The Kincardine Offshore Windfarm project will create about 110 jobs and generate enough power for more than 50,000 homes, the government said.
Kincardine Offshore Windfarm Limited (Kowl) – a company set up by former deputy first minister Lord Stephen and Allan MacAskill, the brother of former justice secretary Kenny MacAskill – is behind the proposals.
The 577ft tall floating turbines will be located about 10 miles south-east of the Granite City.
Kowl’s aim is to have the first turbine at sea by spring 2018.
They will be visible from Stonehaven, Muchalls and Newtonhill.
Energy Minister Paul Wheelhouse said the project would help cement Scotland’s place as one of the world’s leading nations in the innovation and deployment of floating offshore wind.
Mr Wheelhouse said: “If the technology can be demonstrated at scale, it has huge potential to help Scotland meet its energy needs and to develop a supply chain that can service opportunities elsewhere in Europe and in markets such as South East Asia and North America.

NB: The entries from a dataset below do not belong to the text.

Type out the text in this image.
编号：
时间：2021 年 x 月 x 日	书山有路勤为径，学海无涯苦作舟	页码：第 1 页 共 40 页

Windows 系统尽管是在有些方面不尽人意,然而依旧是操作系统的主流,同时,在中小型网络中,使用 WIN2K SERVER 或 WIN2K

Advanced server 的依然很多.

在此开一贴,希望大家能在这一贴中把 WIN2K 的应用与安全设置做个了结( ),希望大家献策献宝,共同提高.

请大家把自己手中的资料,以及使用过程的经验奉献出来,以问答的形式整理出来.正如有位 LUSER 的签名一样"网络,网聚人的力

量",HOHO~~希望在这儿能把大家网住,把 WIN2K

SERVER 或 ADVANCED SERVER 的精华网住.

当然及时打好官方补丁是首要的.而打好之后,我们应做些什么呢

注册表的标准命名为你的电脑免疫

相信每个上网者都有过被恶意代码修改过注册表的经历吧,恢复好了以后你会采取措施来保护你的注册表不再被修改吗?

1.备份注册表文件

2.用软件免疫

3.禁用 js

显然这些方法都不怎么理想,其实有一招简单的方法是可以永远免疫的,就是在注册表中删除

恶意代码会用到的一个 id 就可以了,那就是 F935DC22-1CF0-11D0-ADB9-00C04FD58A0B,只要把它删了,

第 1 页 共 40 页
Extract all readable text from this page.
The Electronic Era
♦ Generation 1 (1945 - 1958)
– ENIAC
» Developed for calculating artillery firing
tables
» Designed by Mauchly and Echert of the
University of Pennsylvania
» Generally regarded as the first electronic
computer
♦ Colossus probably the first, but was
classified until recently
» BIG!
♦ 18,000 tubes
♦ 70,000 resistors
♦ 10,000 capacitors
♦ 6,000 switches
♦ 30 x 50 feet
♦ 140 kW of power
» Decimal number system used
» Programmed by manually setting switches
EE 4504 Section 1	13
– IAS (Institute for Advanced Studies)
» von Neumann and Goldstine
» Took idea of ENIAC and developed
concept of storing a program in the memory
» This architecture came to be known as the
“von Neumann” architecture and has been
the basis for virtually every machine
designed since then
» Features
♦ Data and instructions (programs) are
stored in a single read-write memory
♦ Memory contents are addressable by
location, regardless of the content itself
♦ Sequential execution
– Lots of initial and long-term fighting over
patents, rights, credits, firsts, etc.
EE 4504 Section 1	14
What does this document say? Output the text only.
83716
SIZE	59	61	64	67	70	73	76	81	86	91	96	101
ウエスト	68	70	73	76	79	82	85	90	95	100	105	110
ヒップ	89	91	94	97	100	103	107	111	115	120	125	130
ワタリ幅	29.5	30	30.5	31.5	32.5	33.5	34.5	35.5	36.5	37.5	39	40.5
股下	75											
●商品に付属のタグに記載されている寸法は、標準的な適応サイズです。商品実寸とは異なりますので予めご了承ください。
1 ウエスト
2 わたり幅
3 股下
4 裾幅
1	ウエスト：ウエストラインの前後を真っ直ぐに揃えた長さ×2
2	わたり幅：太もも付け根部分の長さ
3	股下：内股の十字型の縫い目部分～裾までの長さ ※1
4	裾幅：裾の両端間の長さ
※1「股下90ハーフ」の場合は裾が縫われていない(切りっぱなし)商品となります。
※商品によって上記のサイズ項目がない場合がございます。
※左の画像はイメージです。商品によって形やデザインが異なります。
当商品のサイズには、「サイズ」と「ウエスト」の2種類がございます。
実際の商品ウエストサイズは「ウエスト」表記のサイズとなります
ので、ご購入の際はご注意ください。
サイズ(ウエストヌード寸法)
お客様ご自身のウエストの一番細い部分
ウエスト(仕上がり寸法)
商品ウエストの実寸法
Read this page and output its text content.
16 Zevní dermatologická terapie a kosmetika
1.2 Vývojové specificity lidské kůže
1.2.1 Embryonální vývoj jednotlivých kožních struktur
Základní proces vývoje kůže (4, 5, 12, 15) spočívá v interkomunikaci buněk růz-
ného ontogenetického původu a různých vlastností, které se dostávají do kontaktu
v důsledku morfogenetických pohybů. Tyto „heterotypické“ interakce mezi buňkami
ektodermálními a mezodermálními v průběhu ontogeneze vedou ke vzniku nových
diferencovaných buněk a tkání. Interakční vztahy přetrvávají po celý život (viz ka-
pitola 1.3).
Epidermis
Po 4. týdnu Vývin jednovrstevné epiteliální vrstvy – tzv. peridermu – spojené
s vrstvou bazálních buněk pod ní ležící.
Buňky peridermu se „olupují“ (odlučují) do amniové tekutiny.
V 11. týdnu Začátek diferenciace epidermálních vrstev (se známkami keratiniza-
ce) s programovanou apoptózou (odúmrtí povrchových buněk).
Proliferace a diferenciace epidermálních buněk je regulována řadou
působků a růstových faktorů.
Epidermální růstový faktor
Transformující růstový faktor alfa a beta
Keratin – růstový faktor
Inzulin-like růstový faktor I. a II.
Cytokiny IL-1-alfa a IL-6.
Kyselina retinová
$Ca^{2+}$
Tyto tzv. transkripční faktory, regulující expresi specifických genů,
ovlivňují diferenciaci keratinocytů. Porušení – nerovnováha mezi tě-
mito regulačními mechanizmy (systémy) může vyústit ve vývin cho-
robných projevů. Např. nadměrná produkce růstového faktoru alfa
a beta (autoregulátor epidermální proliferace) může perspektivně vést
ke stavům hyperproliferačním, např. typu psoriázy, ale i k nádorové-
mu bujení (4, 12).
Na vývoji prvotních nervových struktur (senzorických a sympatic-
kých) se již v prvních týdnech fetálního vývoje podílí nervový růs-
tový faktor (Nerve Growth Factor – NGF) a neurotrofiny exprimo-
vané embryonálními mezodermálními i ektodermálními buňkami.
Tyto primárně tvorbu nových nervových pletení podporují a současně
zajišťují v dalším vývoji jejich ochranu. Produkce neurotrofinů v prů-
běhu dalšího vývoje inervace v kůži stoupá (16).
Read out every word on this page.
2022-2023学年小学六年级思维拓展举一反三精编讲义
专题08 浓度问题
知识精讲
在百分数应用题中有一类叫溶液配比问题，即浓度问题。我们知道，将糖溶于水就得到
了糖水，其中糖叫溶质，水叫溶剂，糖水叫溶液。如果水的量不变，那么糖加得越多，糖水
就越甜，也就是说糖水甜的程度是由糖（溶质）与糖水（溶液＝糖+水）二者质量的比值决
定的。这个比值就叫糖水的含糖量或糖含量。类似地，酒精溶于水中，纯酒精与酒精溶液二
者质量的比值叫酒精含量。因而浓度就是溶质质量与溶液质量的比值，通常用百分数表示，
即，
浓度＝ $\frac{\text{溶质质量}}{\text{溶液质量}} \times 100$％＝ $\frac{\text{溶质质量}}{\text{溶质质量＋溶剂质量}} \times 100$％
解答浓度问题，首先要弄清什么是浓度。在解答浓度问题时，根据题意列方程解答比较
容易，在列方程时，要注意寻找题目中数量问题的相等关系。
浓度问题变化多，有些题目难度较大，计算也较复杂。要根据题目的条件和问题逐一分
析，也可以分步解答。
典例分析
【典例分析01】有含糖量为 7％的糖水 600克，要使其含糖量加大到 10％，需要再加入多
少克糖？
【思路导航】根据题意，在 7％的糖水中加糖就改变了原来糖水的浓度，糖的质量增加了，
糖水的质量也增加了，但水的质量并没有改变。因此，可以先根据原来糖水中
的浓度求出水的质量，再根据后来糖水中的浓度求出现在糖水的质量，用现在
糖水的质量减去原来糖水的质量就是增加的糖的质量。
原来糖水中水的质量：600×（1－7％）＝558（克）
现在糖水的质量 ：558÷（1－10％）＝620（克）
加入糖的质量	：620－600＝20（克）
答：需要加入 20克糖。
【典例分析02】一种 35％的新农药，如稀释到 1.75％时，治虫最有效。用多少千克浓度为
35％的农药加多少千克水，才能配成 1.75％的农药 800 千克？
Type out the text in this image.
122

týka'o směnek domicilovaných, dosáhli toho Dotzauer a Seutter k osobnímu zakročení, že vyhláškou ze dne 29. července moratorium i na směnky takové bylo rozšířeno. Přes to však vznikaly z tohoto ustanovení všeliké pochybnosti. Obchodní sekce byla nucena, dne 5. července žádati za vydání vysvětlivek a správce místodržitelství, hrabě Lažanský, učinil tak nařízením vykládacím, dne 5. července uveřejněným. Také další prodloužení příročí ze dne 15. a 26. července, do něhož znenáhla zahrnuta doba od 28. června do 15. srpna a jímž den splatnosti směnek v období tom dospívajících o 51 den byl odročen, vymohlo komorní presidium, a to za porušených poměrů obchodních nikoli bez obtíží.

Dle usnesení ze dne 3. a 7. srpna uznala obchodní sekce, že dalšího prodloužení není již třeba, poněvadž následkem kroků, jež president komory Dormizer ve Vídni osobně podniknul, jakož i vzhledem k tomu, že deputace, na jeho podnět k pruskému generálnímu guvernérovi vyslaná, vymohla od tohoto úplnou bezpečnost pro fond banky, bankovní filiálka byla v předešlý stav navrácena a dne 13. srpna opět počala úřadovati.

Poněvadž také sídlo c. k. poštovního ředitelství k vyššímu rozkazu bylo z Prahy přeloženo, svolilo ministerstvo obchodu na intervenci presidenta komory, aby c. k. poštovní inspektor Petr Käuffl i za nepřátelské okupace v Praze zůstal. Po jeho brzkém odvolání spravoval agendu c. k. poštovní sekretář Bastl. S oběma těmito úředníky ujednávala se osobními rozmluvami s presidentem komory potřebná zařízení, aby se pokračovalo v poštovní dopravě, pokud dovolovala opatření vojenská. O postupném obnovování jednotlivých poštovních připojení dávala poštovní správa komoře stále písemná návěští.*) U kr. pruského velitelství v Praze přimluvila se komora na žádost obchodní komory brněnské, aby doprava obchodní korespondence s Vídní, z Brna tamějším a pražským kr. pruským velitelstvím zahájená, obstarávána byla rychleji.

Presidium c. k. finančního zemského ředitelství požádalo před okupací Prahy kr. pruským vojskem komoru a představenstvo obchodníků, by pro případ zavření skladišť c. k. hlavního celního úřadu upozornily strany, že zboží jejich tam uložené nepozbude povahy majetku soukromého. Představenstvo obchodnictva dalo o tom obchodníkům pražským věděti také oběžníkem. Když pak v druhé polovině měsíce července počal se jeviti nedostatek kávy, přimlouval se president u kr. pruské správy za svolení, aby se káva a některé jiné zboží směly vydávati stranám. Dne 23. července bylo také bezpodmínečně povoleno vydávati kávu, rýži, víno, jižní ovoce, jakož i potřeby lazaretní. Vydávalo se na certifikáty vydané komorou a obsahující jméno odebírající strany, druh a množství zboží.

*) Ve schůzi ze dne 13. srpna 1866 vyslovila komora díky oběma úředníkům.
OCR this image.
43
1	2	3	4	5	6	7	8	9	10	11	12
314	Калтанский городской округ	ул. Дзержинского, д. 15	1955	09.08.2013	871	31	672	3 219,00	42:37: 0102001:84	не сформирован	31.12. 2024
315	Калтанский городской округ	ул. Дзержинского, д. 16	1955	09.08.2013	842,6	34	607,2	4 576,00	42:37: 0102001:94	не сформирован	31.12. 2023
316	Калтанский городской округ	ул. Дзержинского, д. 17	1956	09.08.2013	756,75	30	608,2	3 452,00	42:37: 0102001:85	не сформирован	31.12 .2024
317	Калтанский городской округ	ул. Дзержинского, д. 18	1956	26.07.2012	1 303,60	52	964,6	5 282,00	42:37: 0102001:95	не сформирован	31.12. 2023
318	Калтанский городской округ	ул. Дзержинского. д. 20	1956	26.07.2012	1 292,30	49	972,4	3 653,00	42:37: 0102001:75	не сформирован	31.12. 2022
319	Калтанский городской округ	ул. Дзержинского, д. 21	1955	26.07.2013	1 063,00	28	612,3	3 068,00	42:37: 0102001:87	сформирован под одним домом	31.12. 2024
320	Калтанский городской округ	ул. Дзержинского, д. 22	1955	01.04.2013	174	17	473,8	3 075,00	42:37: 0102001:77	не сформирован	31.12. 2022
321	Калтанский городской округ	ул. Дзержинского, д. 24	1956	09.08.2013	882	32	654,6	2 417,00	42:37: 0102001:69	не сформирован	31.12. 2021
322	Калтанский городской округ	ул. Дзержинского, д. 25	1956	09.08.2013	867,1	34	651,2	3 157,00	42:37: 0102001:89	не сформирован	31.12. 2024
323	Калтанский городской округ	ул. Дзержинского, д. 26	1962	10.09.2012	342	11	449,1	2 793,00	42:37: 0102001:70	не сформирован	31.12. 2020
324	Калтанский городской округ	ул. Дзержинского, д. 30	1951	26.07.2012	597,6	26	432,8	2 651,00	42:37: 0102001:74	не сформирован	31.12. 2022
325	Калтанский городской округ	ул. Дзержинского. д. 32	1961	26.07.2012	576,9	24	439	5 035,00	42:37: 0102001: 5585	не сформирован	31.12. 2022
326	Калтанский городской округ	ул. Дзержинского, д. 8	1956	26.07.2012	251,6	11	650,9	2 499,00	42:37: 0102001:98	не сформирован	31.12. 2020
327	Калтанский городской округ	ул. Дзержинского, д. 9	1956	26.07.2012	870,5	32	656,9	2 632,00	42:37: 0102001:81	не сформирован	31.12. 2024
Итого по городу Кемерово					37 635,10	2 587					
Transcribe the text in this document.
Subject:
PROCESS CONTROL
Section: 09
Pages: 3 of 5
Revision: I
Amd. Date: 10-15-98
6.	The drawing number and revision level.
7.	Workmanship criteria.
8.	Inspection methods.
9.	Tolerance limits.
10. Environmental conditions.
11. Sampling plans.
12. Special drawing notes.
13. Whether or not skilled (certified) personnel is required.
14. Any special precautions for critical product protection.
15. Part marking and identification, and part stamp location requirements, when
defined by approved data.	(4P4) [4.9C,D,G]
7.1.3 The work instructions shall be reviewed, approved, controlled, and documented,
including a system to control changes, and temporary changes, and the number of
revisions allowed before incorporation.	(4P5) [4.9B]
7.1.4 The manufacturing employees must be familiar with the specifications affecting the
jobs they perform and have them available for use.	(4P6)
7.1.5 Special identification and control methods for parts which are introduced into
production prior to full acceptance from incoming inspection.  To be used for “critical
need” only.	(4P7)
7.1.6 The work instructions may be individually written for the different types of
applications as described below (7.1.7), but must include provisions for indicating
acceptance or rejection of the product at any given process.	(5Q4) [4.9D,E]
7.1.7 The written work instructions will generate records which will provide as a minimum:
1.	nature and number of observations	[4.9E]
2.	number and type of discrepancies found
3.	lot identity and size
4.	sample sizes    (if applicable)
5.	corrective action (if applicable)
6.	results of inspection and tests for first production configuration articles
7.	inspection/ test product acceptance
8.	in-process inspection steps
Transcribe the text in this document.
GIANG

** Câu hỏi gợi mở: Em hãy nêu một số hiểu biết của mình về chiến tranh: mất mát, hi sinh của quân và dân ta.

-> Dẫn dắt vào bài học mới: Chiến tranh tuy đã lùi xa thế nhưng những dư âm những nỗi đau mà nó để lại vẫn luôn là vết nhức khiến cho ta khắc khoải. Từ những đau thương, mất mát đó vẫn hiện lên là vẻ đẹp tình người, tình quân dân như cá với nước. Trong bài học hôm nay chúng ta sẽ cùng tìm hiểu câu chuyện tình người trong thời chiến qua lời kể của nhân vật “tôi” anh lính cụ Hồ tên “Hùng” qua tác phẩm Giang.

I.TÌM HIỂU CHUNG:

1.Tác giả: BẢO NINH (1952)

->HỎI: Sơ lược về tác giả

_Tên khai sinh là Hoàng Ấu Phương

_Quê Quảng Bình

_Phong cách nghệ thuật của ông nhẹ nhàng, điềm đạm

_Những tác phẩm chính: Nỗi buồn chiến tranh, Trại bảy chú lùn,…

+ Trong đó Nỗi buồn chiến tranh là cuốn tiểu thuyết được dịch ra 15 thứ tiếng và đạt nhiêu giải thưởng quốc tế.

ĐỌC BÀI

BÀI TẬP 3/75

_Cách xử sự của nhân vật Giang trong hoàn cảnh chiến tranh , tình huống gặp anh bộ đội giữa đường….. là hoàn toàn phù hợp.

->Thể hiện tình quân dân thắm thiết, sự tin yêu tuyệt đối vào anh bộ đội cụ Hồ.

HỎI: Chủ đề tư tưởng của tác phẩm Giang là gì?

“Our commitment to supporting low carbon energy is outlined in our new draft Energy Strategy which sets out next steps and how we will continue to transition to a low carbon economy, with the offshore wind sector to take an increasingly influential role.
“With 25% of Europe’s offshore wind potential, and through development with due regard to our natural environment, Scotland is uniquely and strongly positioned to maximise the economic and environmental benefits that the technology can deliver, which will help us progress towards our carbon emission reduction targets.”
Lindsay Roberts, senior policy manager at Scottish Renewables, said: “The Scottish Government has shown its ambition to generate the equivalent of half of all energy consumed from renewable sources by 2030 and offshore wind can play a key role in meeting that ambition.”
Lang Banks, director of WWF Scotland, said: “The continued development of floating turbines in Scotland is encouraging as it could enable us and other nations to secure even more clean power from offshore wind. One thing is clear, if we are to meet our future climate and energy targets we will certainly need both more onshore and offshore wind in the future.”